Re: Regexp mystery (to me)

by jwkrahn (Abbot)
on Mar 03, 2008 at 20:19 UTC ( [id://671712] : note . print w/replies, xml ) Need Help??

in reply to Regexp mystery (to me)

This code works like I want it to.

It does?    Really?    OK.

use strict;
use warnings;
our $list;
our @clients;
our $filedef1=$ARGV[0]; #name of client CSV file

Why are you declaring those variables here when you are only using them inside the read_clients() subroutine?

&read_clients ();

You shouldn't use & when calling subroutines, see perlsub for reasons why.

# define regex components
my $accode = qr(^"(.*)",.*,.*,.*,.*,.*,.*,.*,.*,.*,.*,.*,.*,.*,.*)x;

my $name = qr(^.*,"(.*)",.*,.*,.*,.*,.*,.*,.*,.*,.*,.*,.*,.*,.*)x;

Why include the empty fields after the captured field?

# do regex matches
print "Extractions:\n";
my @extractions = $list =~ m{(?: $name)}mxgc;

Why are you using the /c option? It is only relevant if you are using the \G zero-width assertion in the pattern.

print "$extractions[$_], " for 0.. $#extractions;
print "End of Program!\n";
##Beginning of subroutine for reading the document source file.
sub read_clients
open FILEDEF1, "< $filedef1" or die "error reading $filedef1-$!";
while (<>)

The special <> readline operator will treat @ARGV as a list of file names and open and read each line from all of those files. Since $filedef1 is the first element of @ARGV the file will be opened and the first line from that file will be read into the $_ variable.

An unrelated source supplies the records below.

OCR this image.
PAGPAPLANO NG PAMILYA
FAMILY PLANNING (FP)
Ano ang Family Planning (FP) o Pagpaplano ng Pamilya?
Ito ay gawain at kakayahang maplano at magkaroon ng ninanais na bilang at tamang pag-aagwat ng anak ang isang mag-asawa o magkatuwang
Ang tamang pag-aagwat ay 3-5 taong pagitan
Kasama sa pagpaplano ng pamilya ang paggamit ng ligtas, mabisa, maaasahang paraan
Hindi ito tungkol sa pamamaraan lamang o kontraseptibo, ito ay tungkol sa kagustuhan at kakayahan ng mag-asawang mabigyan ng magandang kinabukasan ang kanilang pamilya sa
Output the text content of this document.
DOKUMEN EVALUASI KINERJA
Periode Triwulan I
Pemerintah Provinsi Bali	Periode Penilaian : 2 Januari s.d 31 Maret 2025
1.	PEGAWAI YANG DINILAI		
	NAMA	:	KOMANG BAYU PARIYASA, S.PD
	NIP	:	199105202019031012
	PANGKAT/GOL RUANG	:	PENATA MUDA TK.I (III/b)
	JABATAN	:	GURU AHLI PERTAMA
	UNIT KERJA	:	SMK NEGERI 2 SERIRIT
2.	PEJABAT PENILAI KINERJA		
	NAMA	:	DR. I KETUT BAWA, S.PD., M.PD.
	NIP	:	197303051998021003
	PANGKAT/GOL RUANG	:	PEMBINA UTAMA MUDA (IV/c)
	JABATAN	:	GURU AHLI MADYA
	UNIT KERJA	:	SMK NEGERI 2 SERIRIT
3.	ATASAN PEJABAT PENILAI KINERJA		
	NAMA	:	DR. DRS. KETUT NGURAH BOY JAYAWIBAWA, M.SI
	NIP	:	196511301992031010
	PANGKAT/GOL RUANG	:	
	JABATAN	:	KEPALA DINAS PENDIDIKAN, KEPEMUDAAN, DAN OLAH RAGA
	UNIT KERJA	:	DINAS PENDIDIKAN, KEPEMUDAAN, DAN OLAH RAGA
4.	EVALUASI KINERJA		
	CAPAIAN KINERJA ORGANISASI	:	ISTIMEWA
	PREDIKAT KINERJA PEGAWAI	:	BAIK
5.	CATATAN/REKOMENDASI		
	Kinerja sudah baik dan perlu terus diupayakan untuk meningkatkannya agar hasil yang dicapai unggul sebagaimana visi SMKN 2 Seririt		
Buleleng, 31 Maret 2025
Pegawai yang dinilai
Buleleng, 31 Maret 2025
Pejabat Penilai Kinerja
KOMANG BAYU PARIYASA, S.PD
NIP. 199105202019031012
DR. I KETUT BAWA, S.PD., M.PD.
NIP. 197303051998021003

    push (@clients, <FILEDEF1>);

You are pushing all the lines from the file onto the @clients array from inside the loop so you should have the number of lines times the file in the array.

close FILEDEF1;
$list = join(' ',@clients);

You are joining the lines together with a single space character. That may confuse the /m option on regular expressions? That means that every line except the first will have a space at the beginning.

 print $list;
} ##End of block for reading the document source file.

Replies are listed 'Best First'.
Re^2: Regexp mystery (to me)
by ysth (Canon) on Mar 03, 2008 at 21:34 UTC
    You shouldn't use & when calling subroutines, see perlsub for reasons why.
    A quick read of perlsub doesn't show what you might mean, and IMO there is no problem with consistently using & and parentheses.
      With parentheses it's fine, as long as you're not using prototypes. Without the parentheses it could cause a problem.

Re^2: Regexp mystery (to me)
by barkingdoggy (Initiate) on Mar 03, 2008 at 21:00 UTC
    Thank you. That space joining the lines together is the problem. BOY, IS MY FACE RED! Mystery explained!
      That may have been the problem in this specific bug, but you should really use Text::xSV instead of parsing CSV files with a regex. Regex-based solutions cannot parse CSV files correctly in many cases.

      My criteria for good software:
      1. Does it work?
      2. Can someone else come in, make a change, and be reasonably certain no bugs were introduced?